A crucial element was also a lowering of interest rate projections for 2024.

According to the latest update, median projections amongst FOMC participants for the Fed funds was lowered to 4.6% from 5.4%.

In response, markets were more confident that rates would be cut in March and the dollar posted sharp losses as yields declined.

Markets also moved to price in rate cuts to at least 4.00% next year.

According to ING; “It is hard to see the market pricing in more than the 150bp of rate cuts it has already for 2024 - especially since yesterday's US retail sales and jobless claims came in on the strong side.”

In comments on Friday, New York Fed President Williams stated that the Fed is at or near the right place for monetary policy.

He did, however, add that the Fed must be ready to hike again if needed.

Importantly, he added that it’s premature to be even thinking about the timing of rate cuts and that the rate-cut issue is not the main question before the Fed.

Williams’ comments helped spark a dollar recovery.

The ECB held interest rates at 4.5% at the latest policy meeting and bank President Lagarde was adamant that there had been no talk of lower interest rates.

Euro-Zone business confidence data remained weak in recession territory with the PMI manufacturing index unchanged at 44.2 for December and slightly below consensus forecasts of 44.5.

The services-sector index retreated to a 2-month low of 48.1 from 48.7 and below expectations of 49.0.

According to the survey, average selling prices rose at an increased rate, posting the largest monthly increase since May to remain high by the historical standards of the survey.

The pricing data helps explain why the ECB is determined to resist talk of lower interest rates.

MUFG, however, expects the strategy will run into trouble; “The longer the ECB keeps rates at current restrictive levels the more likely it runs the euro-zone economy into the ground unlike the Fed which is attempting to engineer a softer landing for the US economy.”

MUFG added; “The euro-zone backdrop and indeed the global backdrop does not seem to us conducive to a further sustained rally in EUR/USD.”

It noted the risk of erratic trading during the Christmas period, but added; “If this rally is sustained over that period, we’d expect a reversal as we advance through Q1 next year – which from a seasonal perspective covers a six-week period that is the worst of the year for EUR/USD.”

Although Commerzbank has raised its June 2024 EUR/USD forecast to 1.15, it does not expect strength will be sustained.

According to the bank; “A long-term US growth advantage should then become more plausible and lead to USD strength again, as it has until recently.”

It added; “We therefore continue to believe that EUR/USD strength we expect in the coming quarters will not be permanent.”

According to Danske Bank, easier financial conditions may contribute to the current low volatility.
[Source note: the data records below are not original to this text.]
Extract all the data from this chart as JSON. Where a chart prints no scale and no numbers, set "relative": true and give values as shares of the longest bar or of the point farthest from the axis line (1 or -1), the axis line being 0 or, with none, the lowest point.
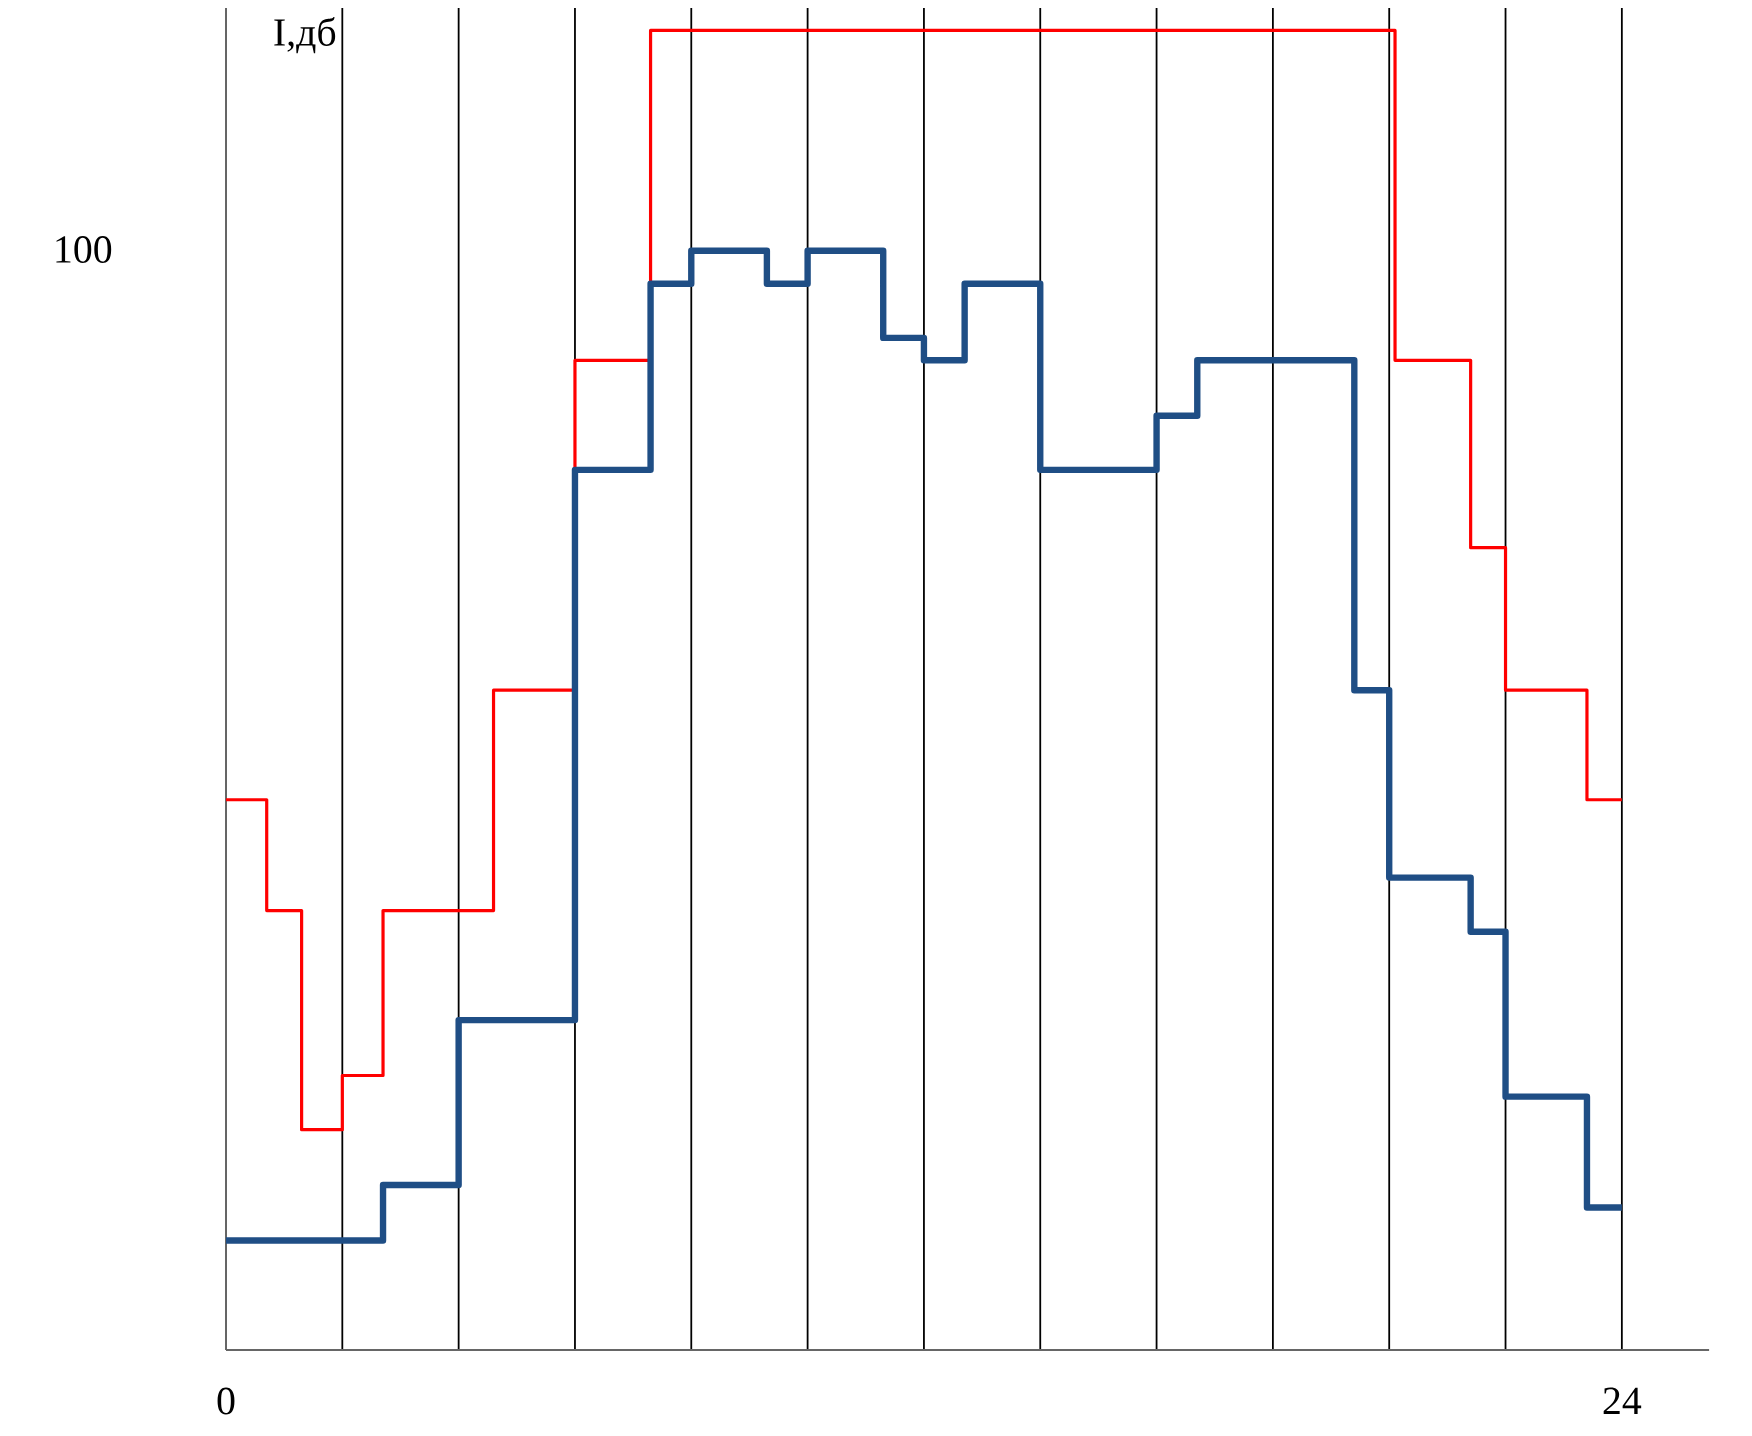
{
  "chart_data": {
    "type": "step",
    "ylabel": "I,дб",
    "relative": true,
    "xlim": [
      0,
      25.5
    ],
    "xticks": [
      0,
      {
        "value": 2,
        "label": null
      },
      {
        "value": 4,
        "label": null
      },
      {
        "value": 6,
        "label": null
      },
      {
        "value": 8,
        "label": null
      },
      {
        "value": 10,
        "label": null
      },
      {
        "value": 12,
        "label": null
      },
      {
        "value": 14,
        "label": null
      },
      {
        "value": 16,
        "label": null
      },
      {
        "value": 18,
        "label": null
      },
      {
        "value": 20,
        "label": null
      },
      {
        "value": 22,
        "label": null
      },
      24
    ],
    "grid": "x",
    "annotations": [
      "100"
    ],
    "series": [
      {
        "color": "#ff0000",
        "x": [
          0,
          0.7,
          1.3,
          2,
          2.7,
          4.6,
          6,
          7.3,
          20.1,
          21.4,
          22,
          23.4,
          24
        ],
        "values": [
          0.417,
          0.333,
          0.167,
          0.208,
          0.333,
          0.5,
          0.75,
          1,
          0.75,
          0.608,
          0.5,
          0.417,
          0.417
        ]
      },
      {
        "color": "#1f4e85",
        "x": [
          0,
          2.7,
          4,
          6,
          7.3,
          8,
          9.3,
          10,
          11.3,
          12,
          12.7,
          14,
          16,
          16.7,
          19.4,
          20,
          21.4,
          22,
          23.4,
          24
        ],
        "values": [
          0.083,
          0.125,
          0.25,
          0.667,
          0.808,
          0.833,
          0.808,
          0.833,
          0.767,
          0.75,
          0.808,
          0.667,
          0.708,
          0.75,
          0.5,
          0.358,
          0.317,
          0.192,
          0.108,
          0.108
        ]
      }
    ]
  }
}
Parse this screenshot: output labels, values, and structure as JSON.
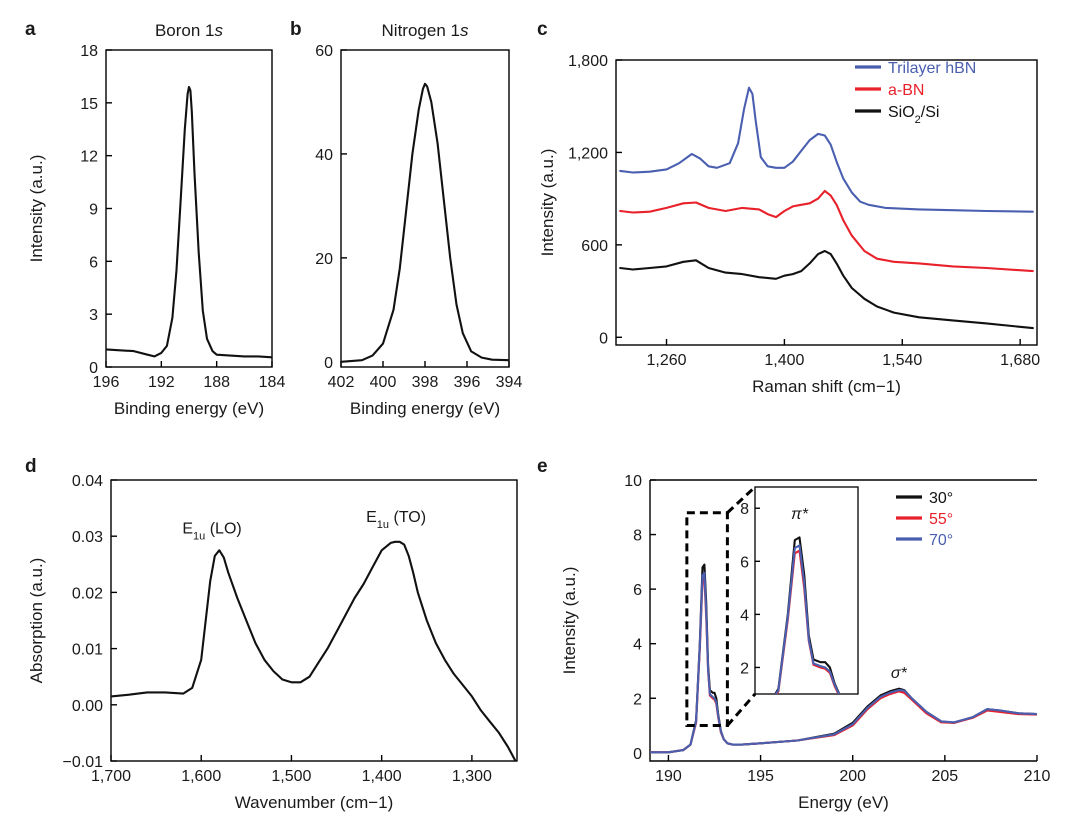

It also notes that seasonal trends tend to be positive for equities in December and negative for the dollar.

Nevertheless, it adds; “We think it might just be the calm before the storm. Volatility normally rises when central banks cut rates as rate cuts are normally more difficult to price and often coupled with slower growth or even recessions and financial stress.”

It adds; “That is likely on the menu for next year, which would provide a tailwind for the USD and a rise in volatility. In sum, we think EUR/USD could take another shot at the 1.09-1.10 level near term, but we expect it to fall to 1.04 in 12M.”

According to Socgen; “Today, disappointing European PMI data have prevented EUR/USD from kicking on after breaking above 1.10 and that is going to be a familiar pattern as long as the European economy struggles.”

The bank’s Kit Juckes added; “I think the chance of EUR/USD making it back to 1.20 in 2024 is very slim indeed.”

According to Morgan Stanley; “we think the market is still underpricing weakness in Europe and strength in the US, and a continued widening in growth and rate differentials should weigh on the pair.”